分类: Mysql/postgreSQL
2009-08-05 21:32:37
mysql> create table services (sub_id int, service_name varchar (30), service_parm int, primary key (sub_id, service_name))-------------------------------------------------------------
engine = ndb partition by key (sub_id);
By default, Cluster will partition based on primary key
When adding rows to a table that’s using MySQL Cluster as the storage engine, each row is assigned to a partition where that partition is mastered by a particular data node in the Cluster. The best performance comes when all of the data required to satisfy a transaction is held within a single partition so that it can be satisfied within a single data node rather than being bounced back and forth between multiple nodes where extra latency will be introduced.
By default, Cluster partions the data by hashing the primary key. This is not always optimal.
For example, if we have 2 tables, the first using a single-column primary key (sub_id) and the second using a composite key (sub_id, service_name)…
mysql> describe names;
+--------+-------------+------+-----+---------+-------+
| Field | Type | Null | Key | Default | Extra |
+--------+-------------+------+-----+---------+-------+
| sub_id | int(11) | NO | PRI | NULL | |
| name | varchar(30) | YES | | NULL | |
+--------+-------------+------+-----+---------+-------+
mysql> describe services;
+--------------+-------------+------+-----+---------+-------+
| Field | Type | Null | Key | Default | Extra |
+--------------+-------------+------+-----+---------+-------+
| sub_id | int(11) | NO | PRI | 0 | |
| service_name | varchar(30) | NO | PRI | | |
| service_parm | int(11) | YES | | NULL | |
+--------------+-------------+------+-----+---------+-------+
If we then add data to these (initially empty) tables, we can then use the ‘explain’ command to see which partitions (and hence phyical hosts) are used to store the data for this single subscriber…
mysql> insert into names values (1,'Billy');
mysql> insert into services values (1,'VoIP',20),(1,'Video',654),(1,'IM',878),(1,'ssh',666);
mysql> explain partitions select * from names where sub_id=1;
+----+-------------+-------+------------+-------+---------------+---------+---------+-------+------+-------+
| id | select_type | table | partitions | type | possible_keys | key | key_len | ref | rows | Extra |
+----+-------------+-------+------------+-------+---------------+---------+---------+-------+------+-------+
| 1 | SIMPLE | names | p3 | const | PRIMARY | PRIMARY | 4 | const | 1 | |
+----+-------------+-------+------------+-------+---------------+---------+---------+-------+------+-------+
mysql> explain partitions select * from services where sub_id=1;
+----+-------------+----------+-------------+------+---------------+---------+---------+-------+------+-------+
| id | select_type | table | partitions | type | possible_keys | key | key_len | ref | rows | Extra |
+----+-------------+----------+-------------+------+---------------+---------+---------+-------+------+-------+
| 1 | SIMPLE | services | p0,p1,p2,p3 | ref | PRIMARY | PRIMARY | 4 | const | 10 | |
+----+-------------+----------+-------------+------+---------------+---------+---------+-------+------+-------+
The service records for the same subscriber (sub_id = 1) are split accross 4 diffent partitions (p0, p1, p2 & p3). This means that the query results in messages being passed backwards and forwards between the 4 different data nodes which cnsumes extra CPU time and incurs extra latency.

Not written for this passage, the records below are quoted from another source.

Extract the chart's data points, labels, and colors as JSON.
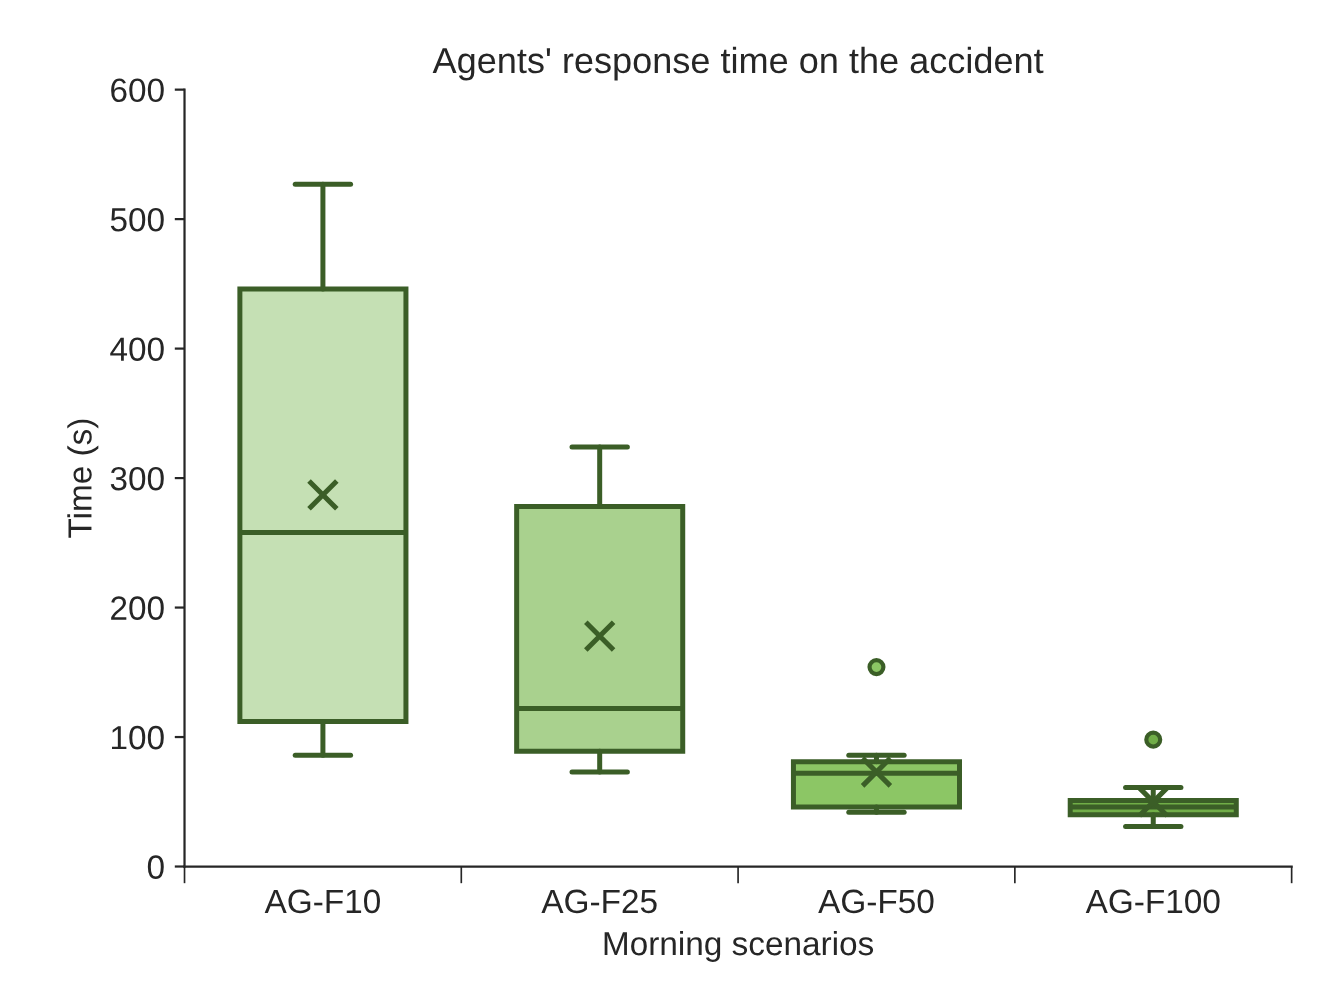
{
  "chart_data": {
    "type": "box",
    "title": "Agents' response time on the accident",
    "xlabel": "Morning scenarios",
    "ylabel": "Time (s)",
    "categories": [
      "AG-F10",
      "AG-F25",
      "AG-F50",
      "AG-F100"
    ],
    "boxes": [
      {
        "low": 86,
        "q1": 112,
        "median": 258,
        "q3": 446,
        "high": 527,
        "mean": 287
      },
      {
        "low": 73,
        "q1": 89,
        "median": 122,
        "q3": 278,
        "high": 324,
        "mean": 178
      },
      {
        "low": 42,
        "q1": 46,
        "median": 72,
        "q3": 81,
        "high": 86,
        "mean": 73,
        "outliers": [
          154
        ]
      },
      {
        "low": 31,
        "q1": 40,
        "median": 46,
        "q3": 51,
        "high": 61,
        "mean": 50,
        "outliers": [
          98
        ]
      }
    ],
    "colors": [
      "#c5e0b4",
      "#a9d18e",
      "#8cc665",
      "#70ad47"
    ],
    "ylim": [
      0,
      600
    ],
    "yticks": [
      0,
      100,
      200,
      300,
      400,
      500,
      600
    ],
    "grid": false,
    "legend": false
  }
}
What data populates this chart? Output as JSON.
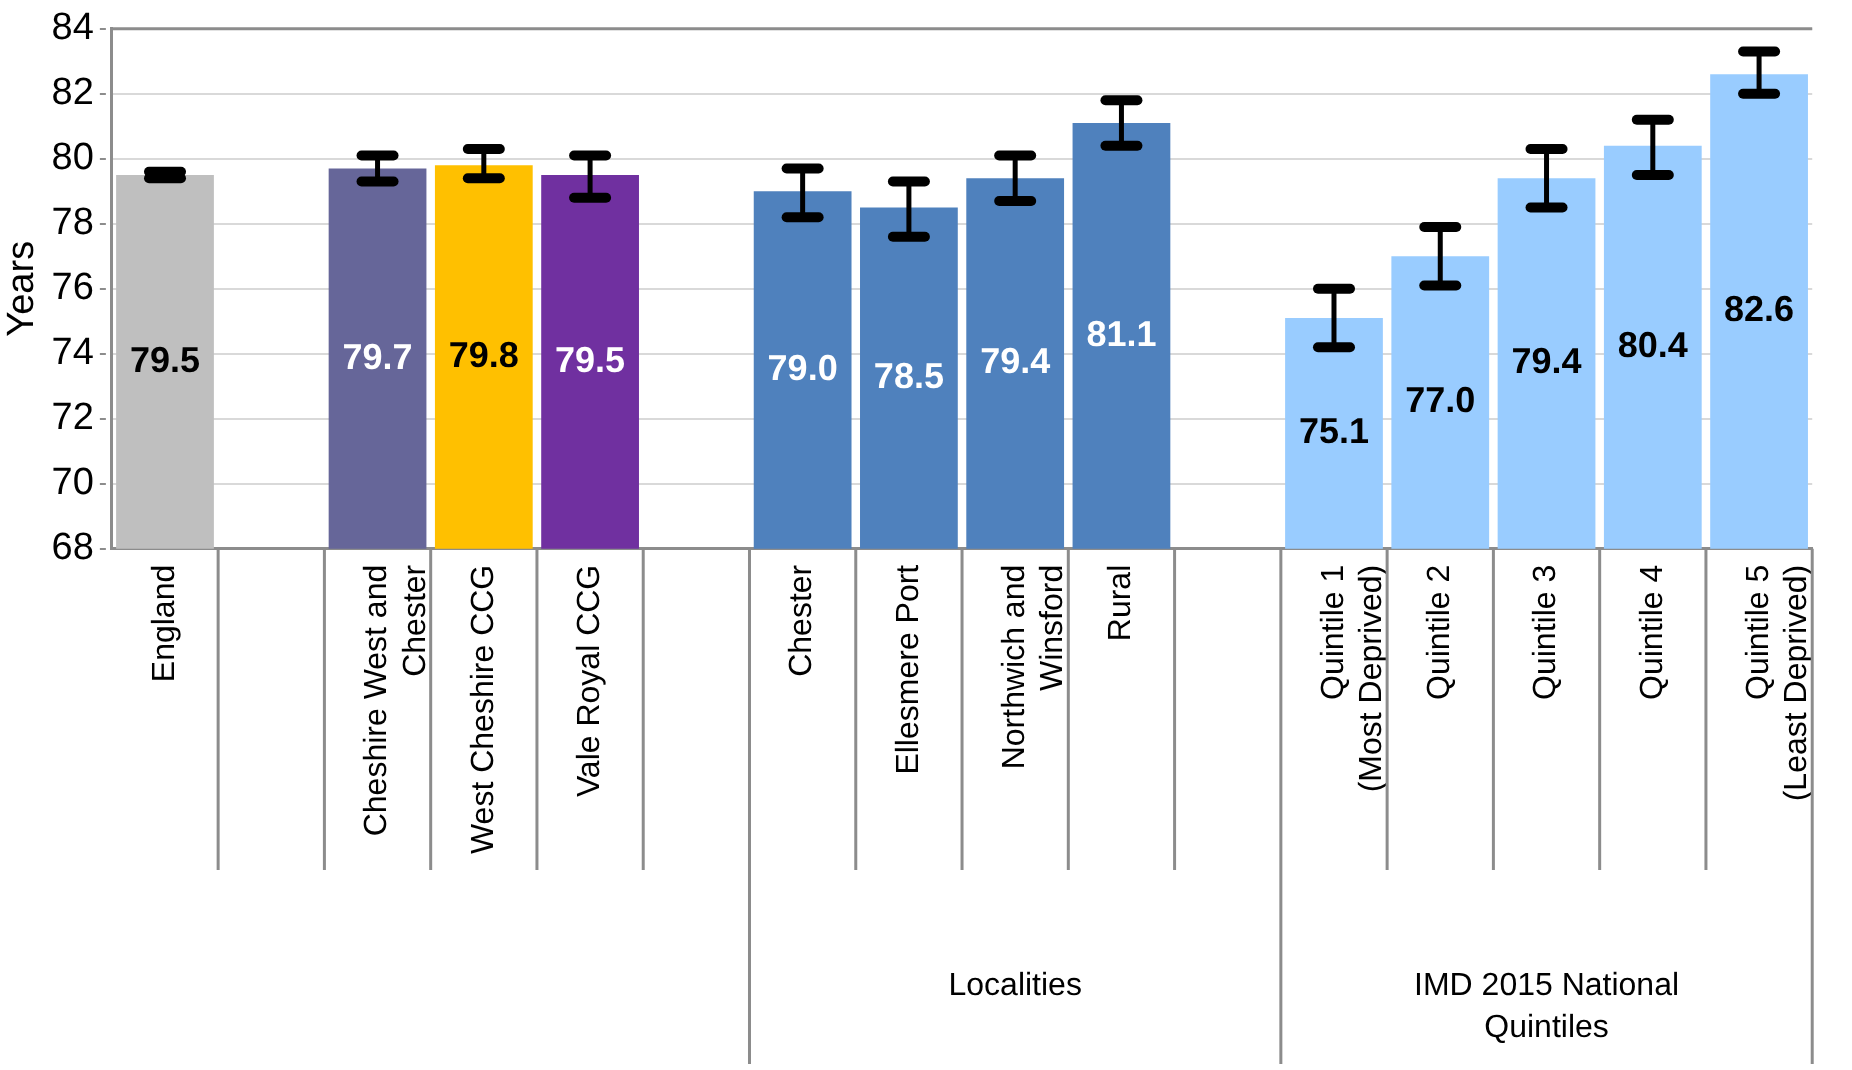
{
  "chart_data": {
    "type": "bar",
    "ylabel": "Years",
    "categories": [
      "England",
      null,
      "Cheshire West and\nChester",
      "West Cheshire CCG",
      "Vale Royal CCG",
      null,
      "Chester",
      "Ellesmere Port",
      "Northwich and\nWinsford",
      "Rural",
      null,
      "Quintile 1\n(Most Deprived)",
      "Quintile 2",
      "Quintile 3",
      "Quintile 4",
      "Quintile 5\n(Least Deprived)"
    ],
    "values": [
      79.5,
      null,
      79.7,
      79.8,
      79.5,
      null,
      79.0,
      78.5,
      79.4,
      81.1,
      null,
      75.1,
      77.0,
      79.4,
      80.4,
      82.6
    ],
    "colors": [
      "#bfbfbf",
      null,
      "#666699",
      "#ffc000",
      "#7030a0",
      null,
      "#4f81bd",
      "#4f81bd",
      "#4f81bd",
      "#4f81bd",
      null,
      "#99ccff",
      "#99ccff",
      "#99ccff",
      "#99ccff",
      "#99ccff"
    ],
    "errors": [
      [
        79.4,
        79.6
      ],
      null,
      [
        79.3,
        80.1
      ],
      [
        79.4,
        80.3
      ],
      [
        78.8,
        80.1
      ],
      null,
      [
        78.2,
        79.7
      ],
      [
        77.6,
        79.3
      ],
      [
        78.7,
        80.1
      ],
      [
        80.4,
        81.8
      ],
      null,
      [
        74.2,
        76.0
      ],
      [
        76.1,
        77.9
      ],
      [
        78.5,
        80.3
      ],
      [
        79.5,
        81.2
      ],
      [
        82.0,
        83.3
      ]
    ],
    "ylim": [
      68,
      84
    ],
    "yticks": [
      68,
      70,
      72,
      74,
      76,
      78,
      80,
      82,
      84
    ],
    "value_labels": [
      "79.5",
      null,
      "79.7",
      "79.8",
      "79.5",
      null,
      "79.0",
      "78.5",
      "79.4",
      "81.1",
      null,
      "75.1",
      "77.0",
      "79.4",
      "80.4",
      "82.6"
    ],
    "grid": "y",
    "legend": false,
    "annotations": [
      "Localities",
      "IMD 2015 National\nQuintiles"
    ]
  }
}
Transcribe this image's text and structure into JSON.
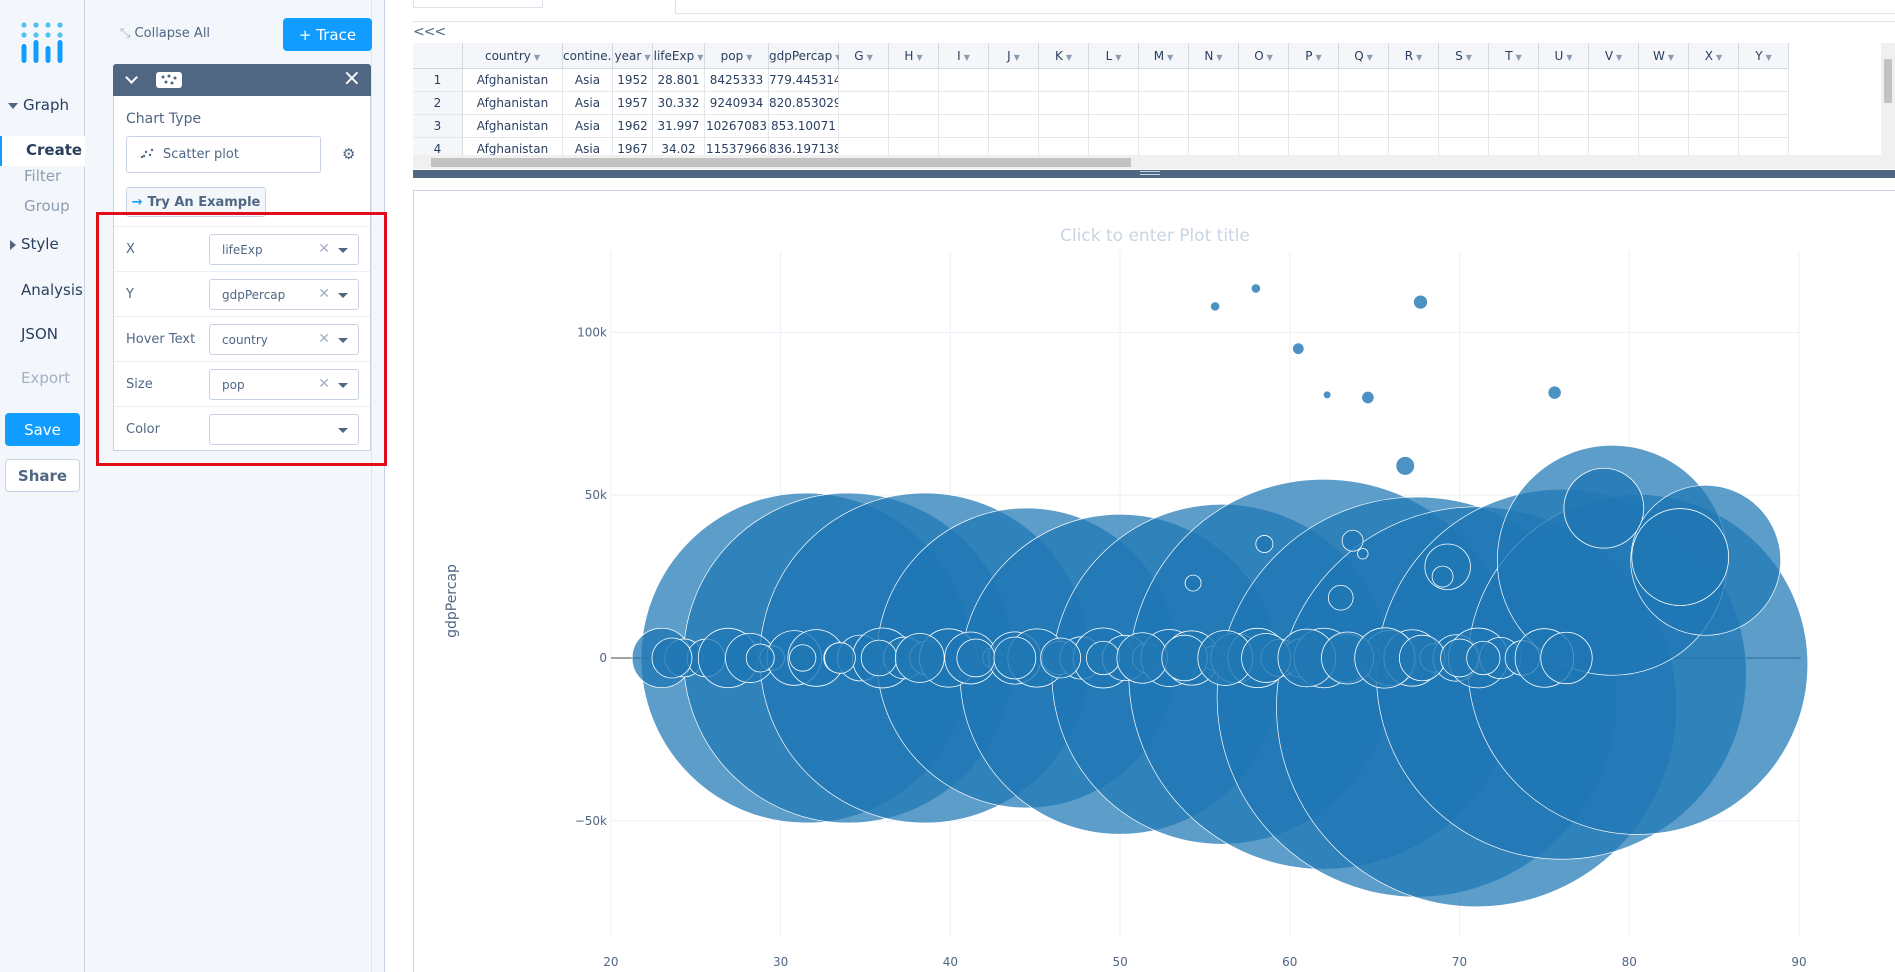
{
  "nav": {
    "graph": "Graph",
    "create": "Create",
    "filter": "Filter",
    "group": "Group",
    "style": "Style",
    "analysis": "Analysis",
    "json": "JSON",
    "export": "Export",
    "save": "Save",
    "share": "Share"
  },
  "panel": {
    "collapse_all": "Collapse All",
    "add_trace": "+ Trace",
    "chart_type_label": "Chart Type",
    "chart_type_value": "Scatter plot",
    "try_example": "Try An Example",
    "fields": [
      {
        "label": "X",
        "value": "lifeExp",
        "clearable": true
      },
      {
        "label": "Y",
        "value": "gdpPercap",
        "clearable": true
      },
      {
        "label": "Hover Text",
        "value": "country",
        "clearable": true
      },
      {
        "label": "Size",
        "value": "pop",
        "clearable": true
      },
      {
        "label": "Color",
        "value": "",
        "clearable": false
      }
    ]
  },
  "grid": {
    "back_arrows": "<<<",
    "columns": [
      "country",
      "contine.",
      "year",
      "lifeExp",
      "pop",
      "gdpPercap",
      "G",
      "H",
      "I",
      "J",
      "K",
      "L",
      "M",
      "N",
      "O",
      "P",
      "Q",
      "R",
      "S",
      "T",
      "U",
      "V",
      "W",
      "X",
      "Y"
    ],
    "rows": [
      [
        "1",
        "Afghanistan",
        "Asia",
        "1952",
        "28.801",
        "8425333",
        "779.4453145"
      ],
      [
        "2",
        "Afghanistan",
        "Asia",
        "1957",
        "30.332",
        "9240934",
        "820.8530296"
      ],
      [
        "3",
        "Afghanistan",
        "Asia",
        "1962",
        "31.997",
        "10267083",
        "853.10071"
      ],
      [
        "4",
        "Afghanistan",
        "Asia",
        "1967",
        "34.02",
        "11537966",
        "836.1971382"
      ]
    ]
  },
  "plot": {
    "title_placeholder": "Click to enter Plot title",
    "ylabel": "gdpPercap",
    "accent": "#1f77b4"
  },
  "chart_data": {
    "type": "scatter",
    "xlabel": "",
    "ylabel": "gdpPercap",
    "xlim": [
      15,
      91
    ],
    "ylim": [
      -90000,
      125000
    ],
    "xticks": [
      "20",
      "30",
      "40",
      "50",
      "60",
      "70",
      "80",
      "90"
    ],
    "yticks": [
      "−50k",
      "0",
      "50k",
      "100k"
    ],
    "marker_size_by": "pop",
    "hover_text_by": "country",
    "series": [
      {
        "x": [
          55.6,
          58.0,
          60.5,
          62.2,
          64.6,
          67.7,
          75.6,
          63.7,
          66.8,
          69.3,
          64.3,
          83.0,
          78.5,
          58.5,
          63.0,
          69.0,
          54.3,
          23.6,
          28.8,
          31.3,
          33.5,
          35.8,
          38.2,
          41.5,
          43.8,
          46.5,
          49.0,
          51.3,
          53.8,
          56.2,
          58.6,
          61.0,
          63.4,
          65.6,
          67.8,
          70.0,
          71.4
        ],
        "y": [
          108000,
          113500,
          95000,
          80800,
          80000,
          109300,
          81500,
          36000,
          59000,
          28000,
          32000,
          31000,
          46000,
          35000,
          18500,
          25000,
          23000,
          0,
          0,
          0,
          0,
          0,
          0,
          0,
          0,
          0,
          0,
          0,
          0,
          0,
          0,
          0,
          0,
          0,
          0,
          0,
          0
        ],
        "size": [
          0.2,
          0.2,
          0.4,
          0.1,
          0.5,
          0.7,
          0.6,
          2.0,
          1.5,
          12.0,
          0.3,
          60.0,
          40.0,
          1.2,
          3.0,
          2.0,
          1.0,
          9.0,
          4.0,
          3.5,
          5.0,
          7.0,
          14.0,
          8.0,
          10.0,
          9.0,
          6.0,
          15.0,
          12.0,
          18.0,
          14.0,
          20.0,
          16.0,
          22.0,
          12.0,
          8.0,
          6.0
        ]
      }
    ]
  }
}
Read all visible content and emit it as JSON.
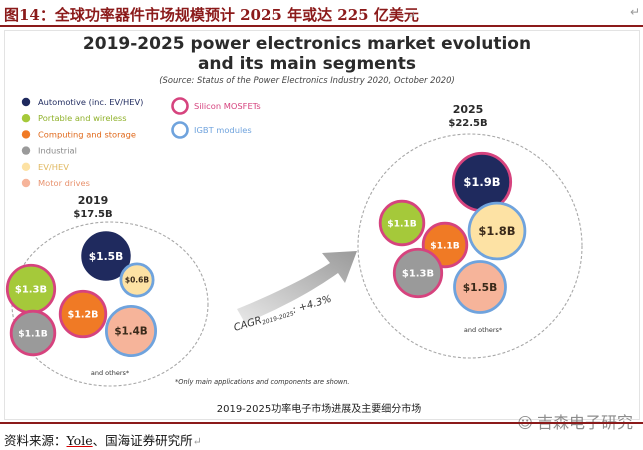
{
  "header": {
    "label": "图14：",
    "text": "全球功率器件市场规模预计 2025 年或达 225 亿美元"
  },
  "footer": {
    "source": "资料来源：",
    "org": "Yole",
    "rest": "、国海证券研究所"
  },
  "watermark": "吉森电子研究",
  "paragraph_mark": "↵",
  "chart_data": {
    "type": "bubble",
    "title_line1": "2019-2025 power electronics market evolution",
    "title_line2": "and its main segments",
    "source": "(Source: Status of the Power Electronics Industry 2020, October 2020)",
    "legend": {
      "segments": [
        {
          "key": "auto",
          "label": "Automotive (inc. EV/HEV)",
          "color": "#1f2a5e",
          "text_color": "#1f2a5e"
        },
        {
          "key": "portable",
          "label": "Portable and wireless",
          "color": "#a5c93a",
          "text_color": "#8fb12a"
        },
        {
          "key": "computing",
          "label": "Computing and storage",
          "color": "#f07a25",
          "text_color": "#e0691b"
        },
        {
          "key": "industrial",
          "label": "Industrial",
          "color": "#9a9a9a",
          "text_color": "#8a8a8a"
        },
        {
          "key": "evhev",
          "label": "EV/HEV",
          "color": "#fde2a4",
          "text_color": "#e0b860"
        },
        {
          "key": "motor",
          "label": "Motor drives",
          "color": "#f6b49a",
          "text_color": "#e8926e"
        }
      ],
      "components": [
        {
          "key": "mosfet",
          "label": "Silicon MOSFETs",
          "color": "#d6437e"
        },
        {
          "key": "igbt",
          "label": "IGBT modules",
          "color": "#6fa3dd"
        }
      ]
    },
    "years": [
      {
        "year": "2019",
        "total": "$17.5B",
        "total_value": 17.5,
        "bubbles": [
          {
            "label": "$1.5B",
            "value": 1.5,
            "segment": "auto",
            "component": null
          },
          {
            "label": "$1.3B",
            "value": 1.3,
            "segment": "portable",
            "component": "mosfet"
          },
          {
            "label": "$0.6B",
            "value": 0.6,
            "segment": "evhev",
            "component": "igbt"
          },
          {
            "label": "$1.2B",
            "value": 1.2,
            "segment": "computing",
            "component": "mosfet"
          },
          {
            "label": "$1.1B",
            "value": 1.1,
            "segment": "industrial",
            "component": "mosfet"
          },
          {
            "label": "$1.4B",
            "value": 1.4,
            "segment": "motor",
            "component": "igbt"
          }
        ],
        "others_label": "and others*"
      },
      {
        "year": "2025",
        "total": "$22.5B",
        "total_value": 22.5,
        "bubbles": [
          {
            "label": "$1.9B",
            "value": 1.9,
            "segment": "auto",
            "component": "mosfet"
          },
          {
            "label": "$1.1B",
            "value": 1.1,
            "segment": "portable",
            "component": "mosfet"
          },
          {
            "label": "$1.8B",
            "value": 1.8,
            "segment": "evhev",
            "component": "igbt"
          },
          {
            "label": "$1.1B",
            "value": 1.1,
            "segment": "computing",
            "component": "mosfet"
          },
          {
            "label": "$1.3B",
            "value": 1.3,
            "segment": "industrial",
            "component": "mosfet"
          },
          {
            "label": "$1.5B",
            "value": 1.5,
            "segment": "motor",
            "component": "igbt"
          }
        ],
        "others_label": "and others*"
      }
    ],
    "cagr": {
      "label": "CAGR",
      "subscript": "2019-2025",
      "value": ": +4.3%"
    },
    "footnote": "*Only main applications and components are shown.",
    "caption": "2019-2025功率电子市场进展及主要细分市场"
  }
}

We can override the default behaviour by telling Cluster which fields should be fed into the hash algorithm. For our example, it’s reasonable to expect a transaction to access multiple records for the same subscriber (identified by their sub_id) and so the application will perform best if all of the rows for that sub_id are held in the same partition…
mysql> drop table services;
mysql> create table services (sub_id int, service_name varchar (30), service_parm int, primary key (sub_id, service_name)) engine = ndb
-> partition by key (sub_id);
mysql> insert into services values (1,'VoIP',20),(1,'Video',654),(1,'IM',878),(1,'ssh',666);
mysql> explain partitions select * from services where sub_id=1;
+----+-------------+----------+------------+------+---------------+---------+---------+-------+------+-------+
| id | select_type | table | partitions | type | possible_keys | key | key_len | ref | rows | Extra |
+----+-------------+----------+------------+------+---------------+---------+---------+-------+------+-------+
| 1 | SIMPLE | services | p3 | ref | PRIMARY | PRIMARY | 4 | const | 10 | |
+----+-------------+----------+------------+------+---------------+---------+---------+-------+------+-------+
Now all of the rows for sub_id=1 from the services table are now held within a single partition (p3) which is the same as that holding the row for the same sub_id in the names table. Note that it wasn’t necessary to drop, recreate and re-provision the services table, the following command would have had the same effect:
mysql> alter table services partition by key (sub_id);